Древний культ огня — покровителя рода в эпоху господства матриархата — соединял в себе понятия об укреплении силы рода путем роста числа его членов и заботы о предупреждении воз­можных бедствий. Мифический огонь освящал весь строй и по­рядок жизни людей при матриархате. Нарушить этот строй озна­чало войти в конфликт со всей языческой демонологией матери-родоначальницы.

С утверждением патриархата, с возникновением семьи, встав­шей в антагонистические отношения к родовым институтам, учре­дитель патриархальной семьи рвал с общественными родовыми представлениями о дозволенном и недозволенном. Возникнове­ние семьи люди пытались обосновать и идейно. Человек вступил в борьбу с прежним властителем — огнем-змеем, стремясь отнять у него женщину, завоевать у пего право на нее. Так возник фан­тастический мотив змееборства. Сказка восприняла его, но раз­вила по-своему, не для того чтобы укрепить в жизни несправед­ливые порядки.

Герой, воплощающий в себе все черты родовых добродетелей, ведет упорную и смертельную борьбу за семью против бывшего мифического владыки и покровителя рода — змея-огня. Огонь становится стражем — охранителем несправедливого социального порядка, которому он прежде противостоял. Мрачное сказочное царство со всех сторон берегут огненные змеи. Фантастика ска­зок нового исторического периода породила и новых героев, кото­рые встали в антагонистические отношения к воображаемым защитникам социальной несправедливости. К разбору древнейших сказочных повествований мы и перейдем, но прежде сделаем некоторые выводы.

Коренная тема. древнейших сказочных повествований – борьба человека с внешними силами природы. В сказочных повест­вованиях, еще не имевших художественного назначения, люди Широко практиковали применение магических приемов, соблю­дали словесные запреты, вступали в родственные связи с пред­ставителями природных сил. Эта связь оберегала их от враждебныхстихий. С развитием культа предков в волшебном повест­вовании появляется помощник героя — его далекий предок, по­кровитель семьи. На этот сказочный образ были перенесены не­которые черты, ранее свойственные воображаемым покровителям рода из мира природы..

Появление фантастики о змееборцах первоначально отражало борьбу человека со стихией огня и передавало древний смысл особых наставлений, как вести себя с огнем, чтобы избежать не­счастий и бед, которые влекло за собой неосторожное обращение с огнем. Со временем мотив змееборства в сказочном повество­вании стал отражением социальных изменений, произошедших в жизни общества. Новые социальные порядки рвали с родовыми отношениями, при которых женщина принадлежала роду, а не от­дельному лицу. Змееборец побеждает древнего владыку огня для того, чтобы взять у него женщину.

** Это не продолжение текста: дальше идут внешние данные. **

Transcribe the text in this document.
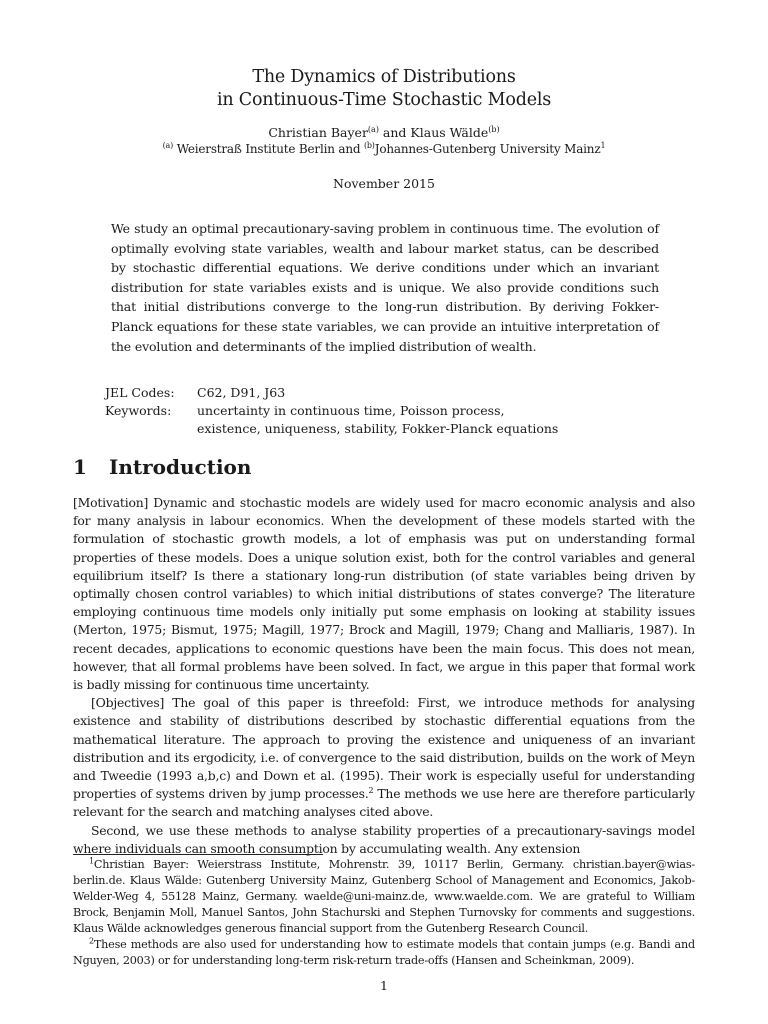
The Dynamics of Distributions
in Continuous-Time Stochastic Models
Christian Bayer$^{(a)}$ and Klaus Wälde$^{(b)}$
$^{(a)}$ Weierstraß Institute Berlin and $^{(b)}$Johannes-Gutenberg University Mainz$^1$
November 2015
We study an optimal precautionary-saving problem in continuous time. The evolution of optimally evolving state variables, wealth and labour market status, can be described by stochastic differential equations. We derive conditions under which an invariant distribution for state variables exists and is unique. We also provide conditions such that initial distributions converge to the long-run distribution. By deriving Fokker-Planck equations for these state variables, we can provide an intuitive interpretation of the evolution and determinants of the implied distribution of wealth.
JEL Codes: C62, D91, J63
Keywords: uncertainty in continuous time, Poisson process,
existence, uniqueness, stability, Fokker-Planck equations
1 Introduction

[Motivation] Dynamic and stochastic models are widely used for macro economic analysis and also for many analysis in labour economics. When the development of these models started with the formulation of stochastic growth models, a lot of emphasis was put on understanding formal properties of these models. Does a unique solution exist, both for the control variables and general equilibrium itself? Is there a stationary long-run distribution (of state variables being driven by optimally chosen control variables) to which initial distributions of states converge? The literature employing continuous time models only initially put some emphasis on looking at stability issues (Merton, 1975; Bismut, 1975; Magill, 1977; Brock and Magill, 1979; Chang and Malliaris, 1987). In recent decades, applications to economic questions have been the main focus. This does not mean, however, that all formal problems have been solved. In fact, we argue in this paper that formal work is badly missing for continuous time uncertainty.

[Objectives] The goal of this paper is threefold: First, we introduce methods for analysing existence and stability of distributions described by stochastic differential equations from the mathematical literature. The approach to proving the existence and uniqueness of an invariant distribution and its ergodicity, i.e. of convergence to the said distribution, builds on the work of Meyn and Tweedie (1993 a,b,c) and Down et al. (1995). Their work is especially useful for understanding properties of systems driven by jump processes.$^2$ The methods we use here are therefore particularly relevant for the search and matching analyses cited above.

Second, we use these methods to analyse stability properties of a precautionary-savings model where individuals can smooth consumption by accumulating wealth. Any extension

$^1$Christian Bayer: Weierstrass Institute, Mohrenstr. 39, 10117 Berlin, Germany. christian.bayer@wias-berlin.de. Klaus Wälde: Gutenberg University Mainz, Gutenberg School of Management and Economics, Jakob-Welder-Weg 4, 55128 Mainz, Germany. waelde@uni-mainz.de, www.waelde.com. We are grateful to William Brock, Benjamin Moll, Manuel Santos, John Stachurski and Stephen Turnovsky for comments and suggestions. Klaus Wälde acknowledges generous financial support from the Gutenberg Research Council.

$^2$These methods are also used for understanding how to estimate models that contain jumps (e.g. Bandi and Nguyen, 2003) or for understanding long-term risk-return trade-offs (Hansen and Scheinkman, 2009).

1
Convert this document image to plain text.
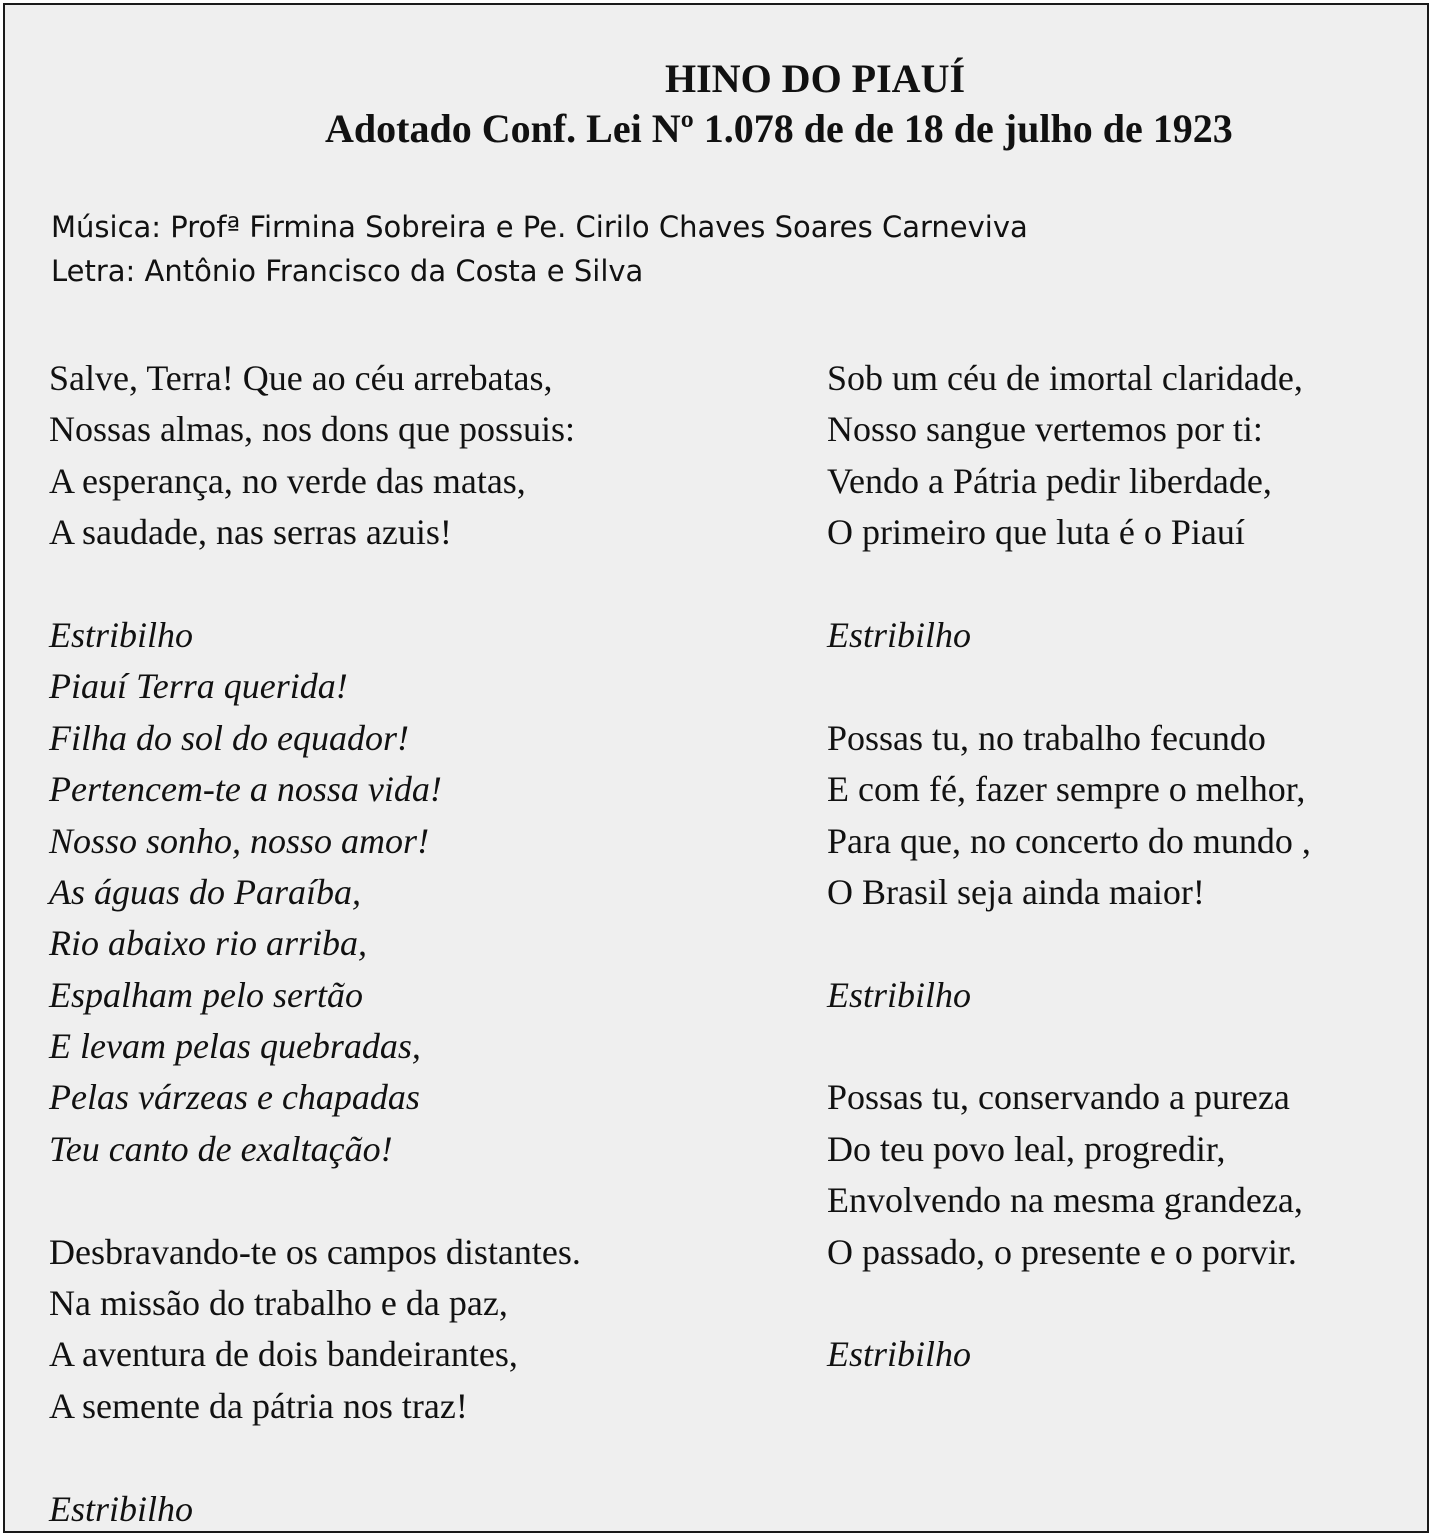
HINO DO PIAUÍ
Adotado Conf. Lei Nº 1.078 de de 18 de julho de 1923
Música: Profª Firmina Sobreira e Pe. Cirilo Chaves Soares Carneviva
Letra: Antônio Francisco da Costa e Silva
Salve, Terra! Que ao céu arrebatas,
Nossas almas, nos dons que possuis:
A esperança, no verde das matas,
A saudade, nas serras azuis!
Estribilho
Piauí Terra querida!
Filha do sol do equador!
Pertencem-te a nossa vida!
Nosso sonho, nosso amor!
As águas do Paraíba,
Rio abaixo rio arriba,
Espalham pelo sertão
E levam pelas quebradas,
Pelas várzeas e chapadas
Teu canto de exaltação!
Desbravando-te os campos distantes.
Na missão do trabalho e da paz,
A aventura de dois bandeirantes,
A semente da pátria nos traz!
Estribilho
Sob um céu de imortal claridade,
Nosso sangue vertemos por ti:
Vendo a Pátria pedir liberdade,
O primeiro que luta é o Piauí
Estribilho
Possas tu, no trabalho fecundo
E com fé, fazer sempre o melhor,
Para que, no concerto do mundo ,
O Brasil seja ainda maior!
Estribilho
Possas tu, conservando a pureza
Do teu povo leal, progredir,
Envolvendo na mesma grandeza,
O passado, o presente e o porvir.
Estribilho
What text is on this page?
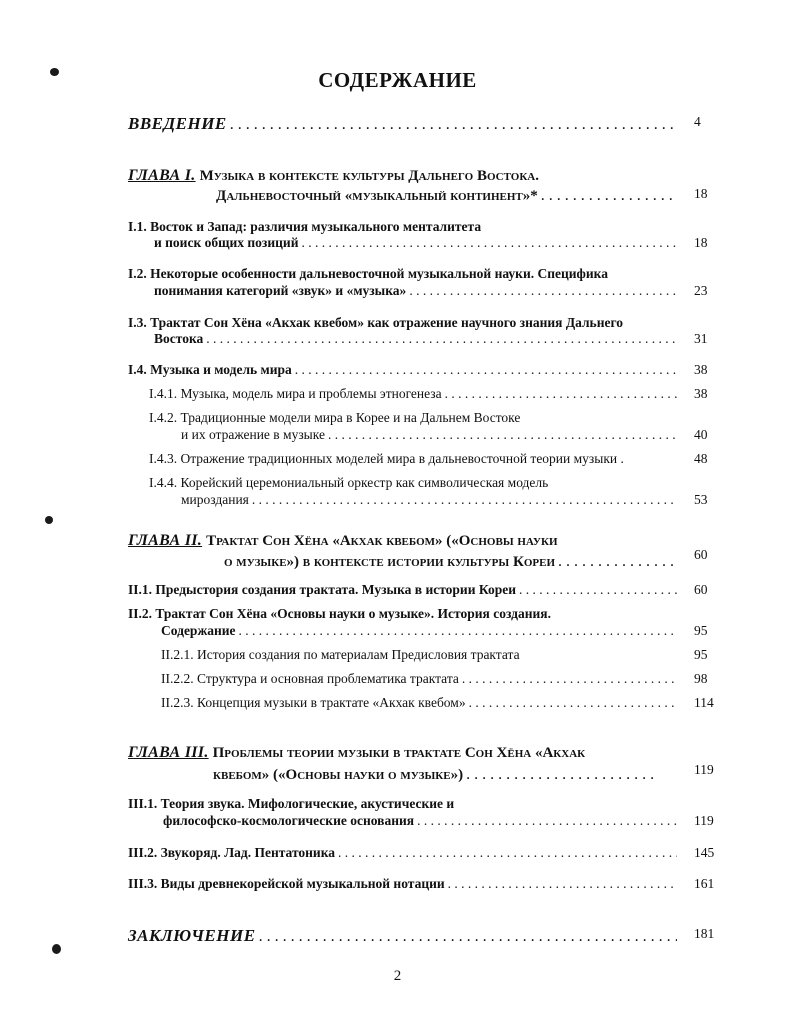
СОДЕРЖАНИЕ
ВВЕДЕНИЕ . . .	4
ГЛАВА I. Музыка в контексте культуры Дальнего Востока.
Дальневосточный «музыкальный континент»* . . .	18
I.1. Восток и Запад: различия музыкального менталитета
и поиск общих позиций . . .	18
I.2. Некоторые особенности дальневосточной музыкальной науки. Специфика
понимания категорий «звук» и «музыка» . . .	23
I.3. Трактат Сон Хёна «Акхак квебом» как отражение научного знания Дальнего
Востока . . .	31
I.4. Музыка и модель мира . . .	38
I.4.1. Музыка, модель мира и проблемы этногенеза . . .	38
I.4.2. Традиционные модели мира в Корее и на Дальнем Востоке
и их отражение в музыке . . .	40
I.4.3. Отражение традиционных моделей мира в дальневосточной теории музыки .	48
I.4.4. Корейский церемониальный оркестр как символическая модель
мироздания . . .	53
ГЛАВА II. Трактат Сон Хёна «Акхак квебом» («Основы науки
о музыке») в контексте истории культуры Кореи . . .	60
II.1. Предыстория создания трактата. Музыка в истории Кореи . . .	60
II.2. Трактат Сон Хёна «Основы науки о музыке». История создания.
Содержание . . .	95
II.2.1. История создания по материалам Предисловия трактата	95
II.2.2. Структура и основная проблематика трактата . . .	98
II.2.3. Концепция музыки в трактате «Акхак квебом» . . .	114
ГЛАВА III. Проблемы теории музыки в трактате Сон Хёна «Акхак
квебом» («Основы науки о музыке») . . .	119
III.1. Теория звука. Мифологические, акустические и
философско-космологические основания . . .	119
III.2. Звукоряд. Лад. Пентатоника . . .	145
III.3. Виды древнекорейской музыкальной нотации . . .	161
ЗАКЛЮЧЕНИЕ . . .	181
2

Импульсы изменения сказочных образов лежат в области со­циальных отношений. Фантастика творится по образу и подобию общества, ее породившего.

Общество, не знавшее классовых отношений, не знало и сюже­тов, в основу которых были бы положены социально-классовые столкновения. Фольклор, из которого волшебные сказки со време­нем восприняли по традиции свой вымысел, пытался утвердить в жизни человека активные, волевые, социально здоровые стремле­ния, преодолеть сопротивление враждебных природных стихий.